Tout a commencé par des sensations. Lorsque j’étais au sortir de l’université, alors que je découvrais l’art contemporain et que j’avais décidé de choisir un parcours qui me rapprocherait du pas à franchir pour vivre autour de la poésie, je commençai à voir quelques spectacles à la lisière de la danse néo-classique et de la danse contemporaine (je me souviens notamment d’un éblouissant solo de Félix Blaska). Or, ce sont ces créations, alliées à la découverte de la musique contemporaine, du free jazz et de la peinture du XXème siècle, qui m’amenèrent à écrire différemment. La danse, que j’avais si peu fréquentée au préalable, prenait donc subitement pour moi une fonction (et sur moi une influence) qui ne laissait pas de me surprendre.

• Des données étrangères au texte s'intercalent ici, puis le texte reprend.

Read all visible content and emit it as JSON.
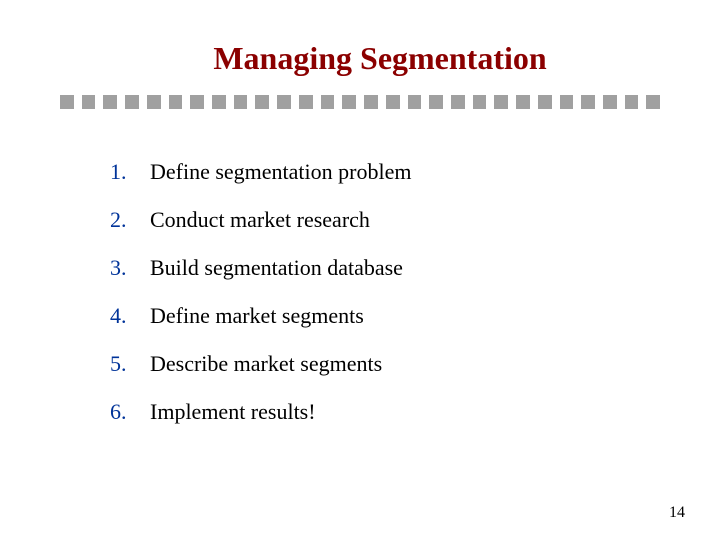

Plus tard, mes attirances devaient devenir différentes, mais ma proximité d’avec la danse se fit plus grande encore, et je constatai que la vue de ces spectacles me mettait en état d’écrire ; quelque chose, là, se passait que j’identifiais comme étant en quelque sorte le premier temps de l’écriture : celui où le corps et l’esprit connaissent ces frémissements d’où, si les circonstances le permettent, naîtra le poème. Je ne pouvais - et ne peux toujours - d’ailleurs m’empêcher d’assimiler cela au phénomène que produit chez moi la lecture prolongée d’œuvres poétiques. Cela me faisait dire qu’avec les corps devenus signes, on m’avait donné à lire un poème scénique.

Dieu sait que je n’aime pas entendre le mot « poème » et ceux de sa famille employés à toutes les sauces ! Lorsqu’un chanteur est un grand chanteur, on dit que c’est un poète. Non ! C’est un chanteur qui donne ses lettres de noblesse à la chanson. Si donc je dis « poème » pour parler de l’art chorégraphique, c’est que je sens là, entre les deux arts (mais cela m’est peut-être propre, c’est peut-être une question de rapports en quoi l’individu que je suis intervient) une proximité rare, au minimum.

Des poètes plus que moi sensibles au mot peuvent ressentir les choses différemment devant, notamment, les silences de la danse. Moi, j’ai toujours été plus sensible, tu le sais, à la syntaxe qu’aux mots eux-mêmes. « Les mots sont faits d’avance, hélas ! » disait Apollinaire (encore que nous puissions occasionnellement en inventer, comme dans toute langue vivante). Il m’a fallu des années pour comprendre la vie du mot et la manière dont seule la poésie peut créer son irruption et faire sourdre son histoire. Mais c’est chez moi second, parfois plus intellectuel qu’immédiatement ressenti. Et je reste, de toutes façons, sensible à la syntaxe, au rythme, aux ruptures ou à la fluidité, à l’ordonnancement.

Eh bien justement : je trouve dans l’art de la danse à la fois une expérience du silence (même s’il y a musique, même s’il y a paroles, il y a un silence des corps) qui me semble proche de l’expérience du poète quand il écrit, et la mise en place d’une syntaxe physique telle que je la ressens dans ce que je vis en écriture, je veux dire à la fois dans la mobilisation corporelle et dans l’établissement d’agencements langagiers dans quoi l’élément de base (le mot, le geste) disparaît au profit du vers, de la phrase, de la langue, du mouvement, de l’ensemble.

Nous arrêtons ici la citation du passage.